Çocuk, "Üç yıl önce başına o büyük felaket geldi.. tam sizin kız kardeşiniz gittikten sonra..." dedi.
- Felaket mi?
Bu huzur dolu, sakin yere felaket sözcüğü yakışmıyordu.
Kız, terasa açılan Fransız tarzı,büyük camlı kapıyı göstererek,
- Ekim ayında, şu camlı kapıyı niçin açık tuttuğumuzu merak ediyorsunuzdur...
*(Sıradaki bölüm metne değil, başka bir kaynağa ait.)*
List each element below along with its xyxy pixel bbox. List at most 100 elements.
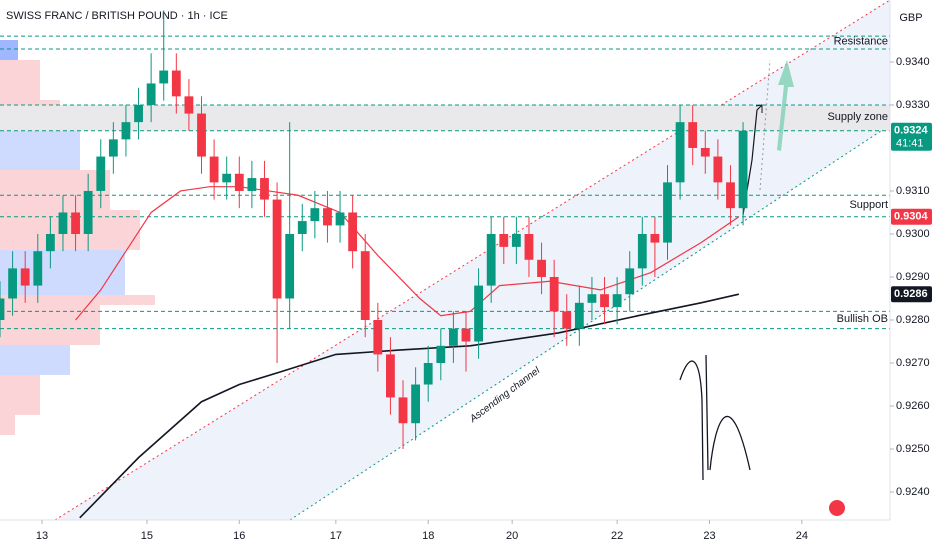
candle-body [134, 104, 143, 123]
chart-title: SWISS FRANC / BRITISH POUND · 1h · ICE [6, 10, 228, 22]
candle-body [726, 182, 735, 209]
candle-body [713, 156, 723, 183]
x-tick-label: 17 [330, 530, 342, 542]
candle-body [398, 397, 408, 424]
x-tick-label: 23 [703, 530, 715, 542]
candle-body [184, 96, 194, 114]
x-tick-label: 22 [611, 530, 623, 542]
candle-body [474, 285, 483, 342]
candle-body [587, 294, 597, 303]
candle-body [197, 113, 206, 157]
candle-body [486, 233, 496, 286]
candle-body [738, 130, 748, 209]
candle-body [637, 233, 647, 269]
projection-dotted [759, 59, 771, 191]
price-badge-label: 0.9286 [894, 288, 928, 300]
sketch [679, 354, 751, 481]
x-tick-label: 15 [141, 530, 153, 542]
target-arrow [777, 60, 794, 151]
candle-body [688, 122, 698, 148]
candle-body [461, 328, 471, 342]
y-tick-label: 0.9330 [896, 99, 930, 111]
zone-label: Bullish OB [837, 313, 888, 325]
y-tick-label: 0.9280 [896, 314, 930, 326]
channel-upper [54, 0, 891, 521]
candle-body [234, 173, 244, 191]
zone-label: Supply zone [827, 111, 888, 123]
candle-body [600, 294, 609, 308]
candle-body [448, 328, 458, 346]
candle-body [650, 233, 660, 243]
price-badge-label: 0.9324 [894, 125, 929, 137]
candle-body [8, 268, 18, 299]
candle-body [96, 156, 106, 191]
candle-body [625, 268, 635, 295]
candle-body [499, 233, 509, 247]
candle-body [663, 182, 672, 243]
candle-body [549, 276, 559, 312]
moving-average [79, 293, 740, 519]
candle-body [209, 156, 219, 183]
candle-body [562, 311, 572, 329]
candle-body [537, 259, 546, 277]
currency: GBP [899, 12, 922, 24]
candle-body [146, 83, 156, 105]
candle-body [45, 233, 55, 252]
price-badge [891, 122, 932, 151]
candle-body [436, 345, 446, 364]
y-tick-label: 0.9290 [896, 271, 930, 283]
candle-body [0, 298, 5, 320]
event-icon[interactable] [829, 500, 845, 516]
x-tick-label: 20 [506, 530, 518, 542]
x-tick-label: 16 [233, 530, 245, 542]
y-tick-label: 0.9250 [896, 443, 930, 455]
y-tick-label: 0.9340 [896, 56, 930, 68]
y-tick-label: 0.9310 [896, 185, 930, 197]
price-badge-label: 0.9304 [894, 211, 929, 223]
candle-body [511, 233, 521, 247]
candle-body [411, 384, 421, 424]
candle-body [121, 122, 131, 140]
candle-body [20, 268, 30, 286]
projection-arrow [742, 104, 763, 216]
price-badge [891, 208, 932, 225]
candle-body [247, 178, 257, 191]
candle-body [612, 294, 622, 308]
zone-label: Support [849, 199, 888, 211]
arrow-head [755, 104, 763, 113]
x-tick-label: 18 [422, 530, 434, 542]
y-tick-label: 0.9240 [896, 486, 930, 498]
candle-body [272, 199, 282, 299]
price-badge-timer: 41:41 [896, 138, 924, 150]
candle-body [71, 212, 80, 234]
candle-body [335, 212, 345, 226]
candle-body [700, 147, 710, 157]
candle-body [33, 251, 43, 286]
candle-body [222, 173, 232, 183]
y-tick-label: 0.9260 [896, 400, 930, 412]
candle-body [159, 70, 169, 84]
candle-body [423, 363, 433, 385]
candle-body [348, 212, 358, 252]
candle-body [83, 190, 93, 234]
zone-label: Resistance [834, 35, 888, 47]
candle-body [386, 354, 395, 398]
price-badge [891, 286, 932, 303]
candle-body [524, 233, 534, 260]
y-tick-label: 0.9270 [896, 357, 930, 369]
candle-body [310, 208, 320, 222]
candle-body [58, 212, 68, 234]
zone-fill [0, 104, 890, 131]
candle-body [285, 233, 295, 299]
candle-body [675, 122, 685, 183]
candle-body [373, 320, 383, 355]
candle-body [297, 221, 307, 234]
candle-body [171, 70, 181, 97]
candle-body [360, 251, 370, 320]
candle-body [574, 302, 584, 329]
candle-body [323, 208, 332, 226]
y-tick-label: 0.9300 [896, 228, 930, 240]
candle-body [108, 139, 118, 157]
x-tick-label: 13 [36, 530, 48, 542]
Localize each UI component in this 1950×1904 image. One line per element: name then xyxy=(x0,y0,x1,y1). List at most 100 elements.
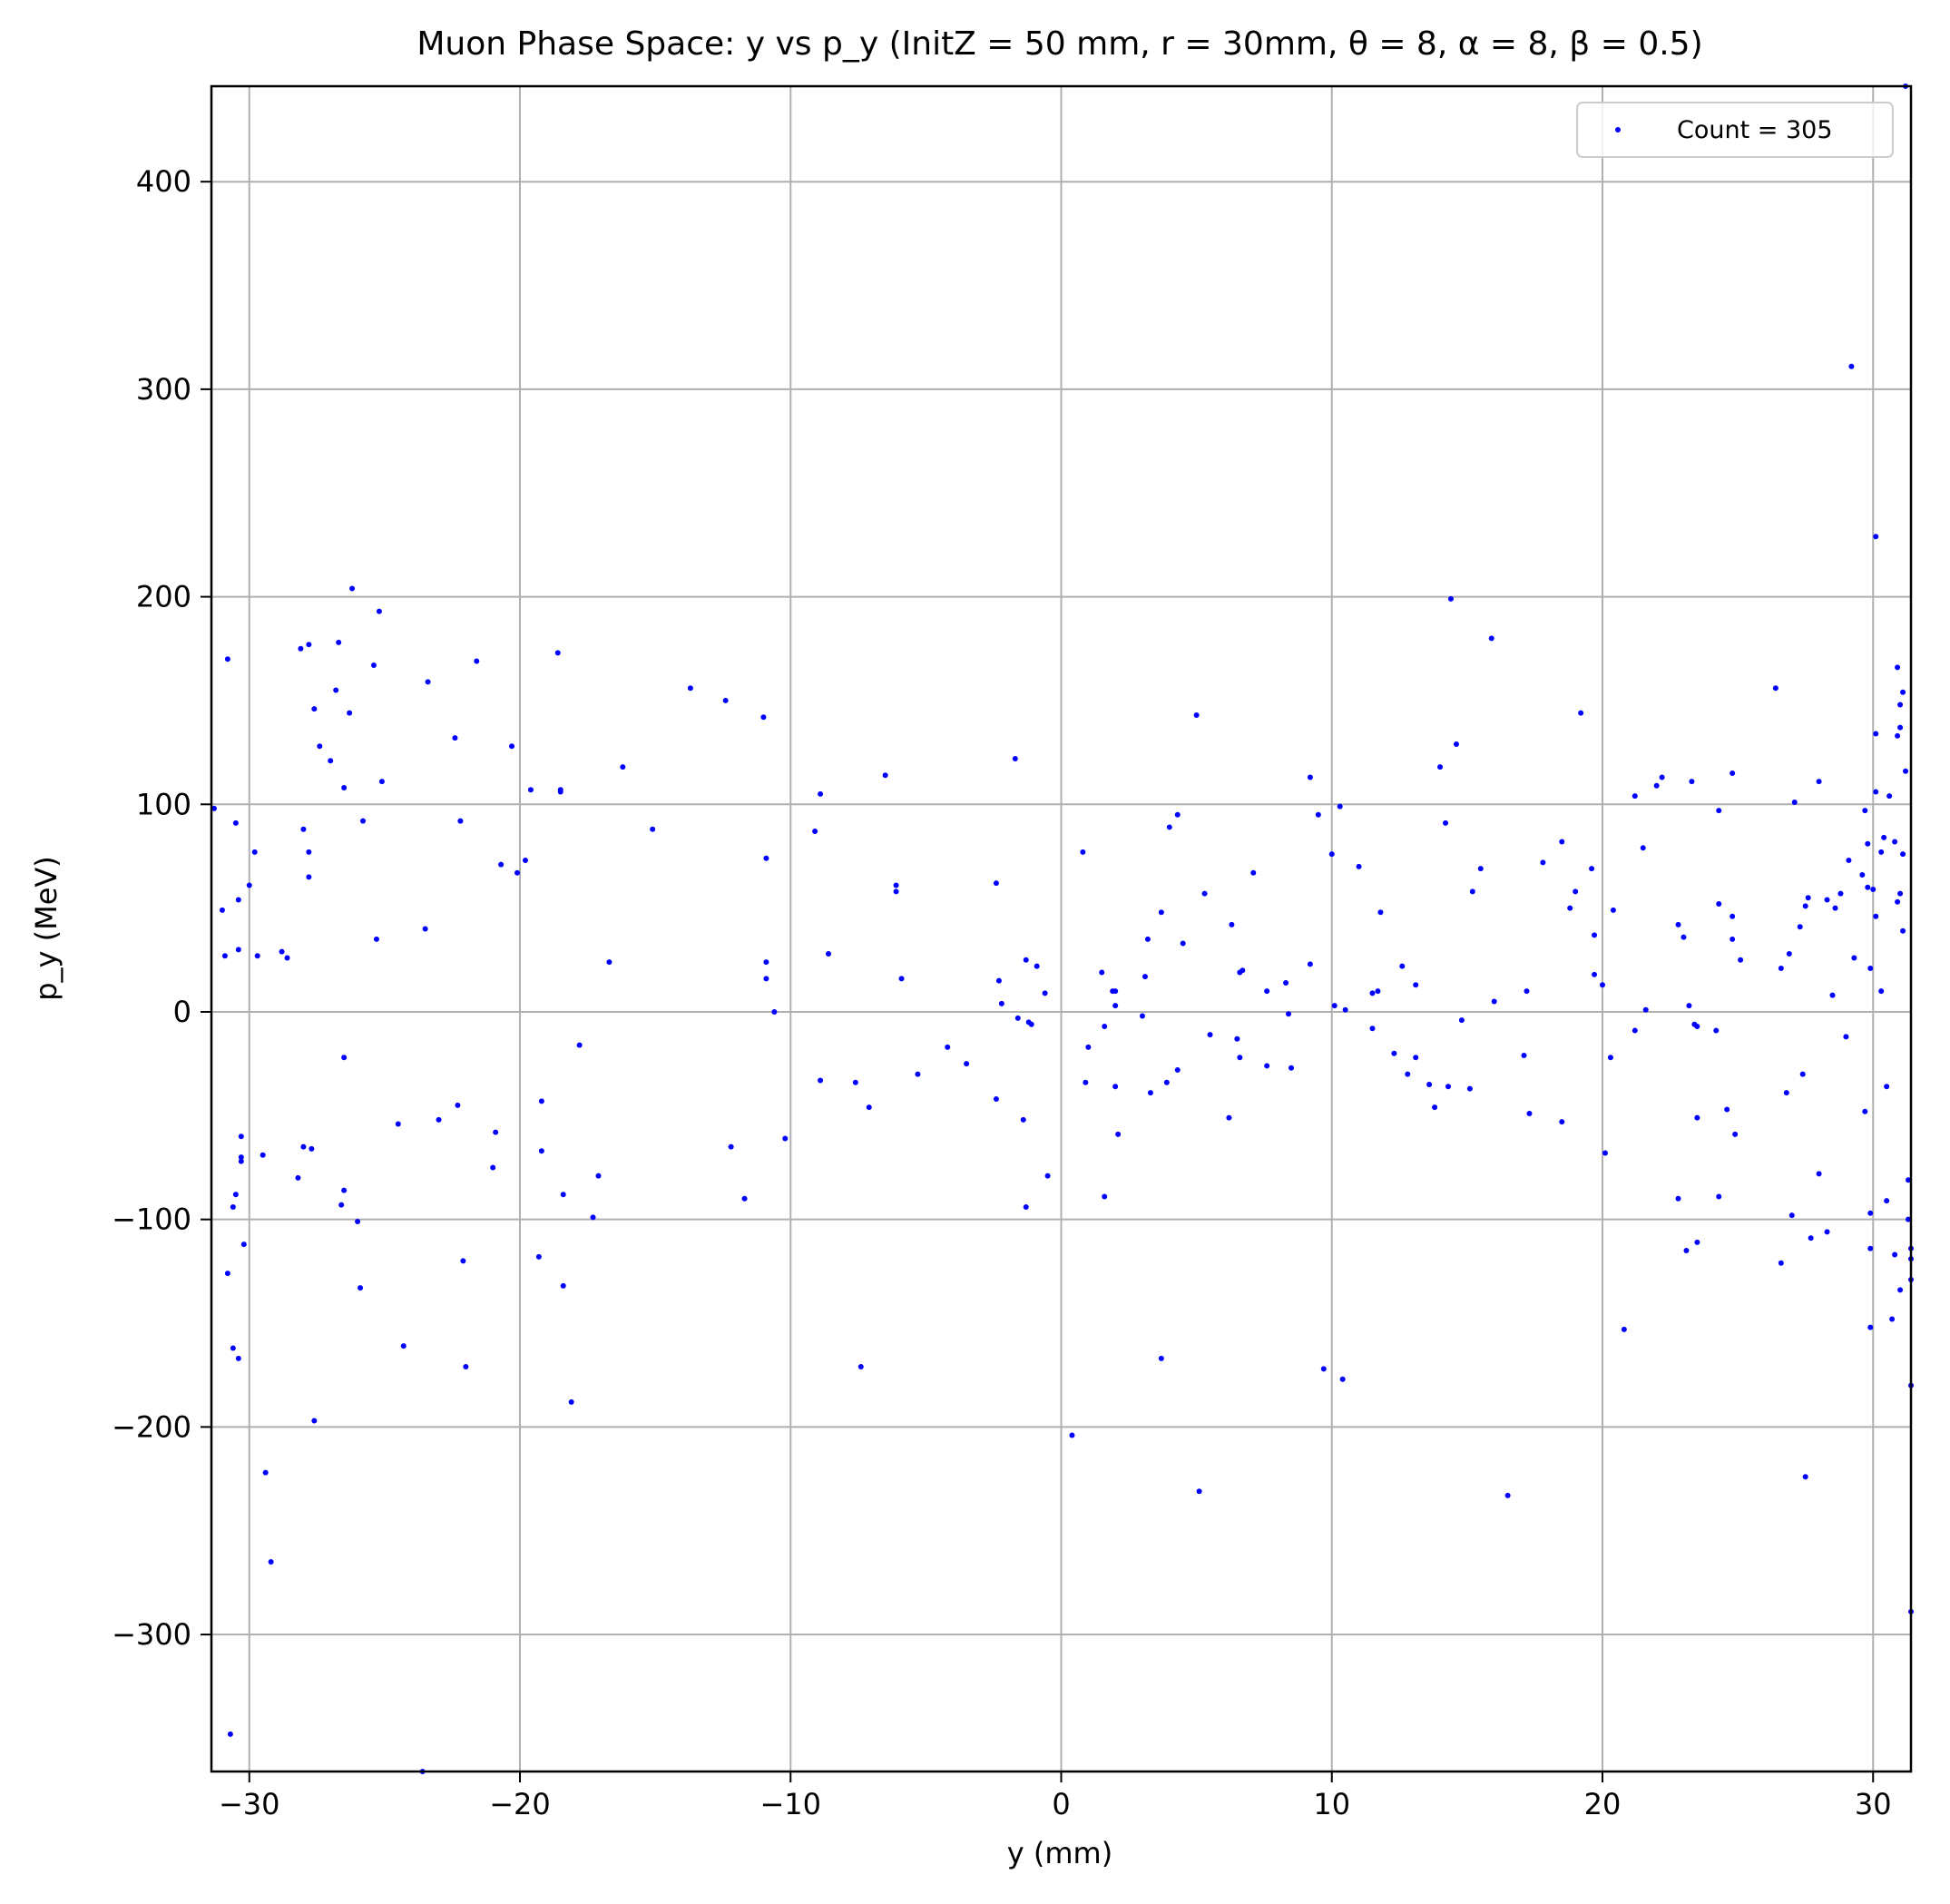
data-point xyxy=(1432,1104,1438,1111)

- Bu aya göre hayli sıcak ama açık kapının teyzenizin uğradığı felaketle bir ilgisi mi var?
- Üç yıl önce, tam bu gün, teyzemin kocası ve iki erkek kardeşi ava gittiler ve bir daha geri dönmediler. Çayırları geçerken, en sevdikleri av bölgesinde bataklığa saplandılar yazın buralar çok yağışlıdır, insan kolayca aldanabilir, işin en acısı, cesetleri asla bulunamadı.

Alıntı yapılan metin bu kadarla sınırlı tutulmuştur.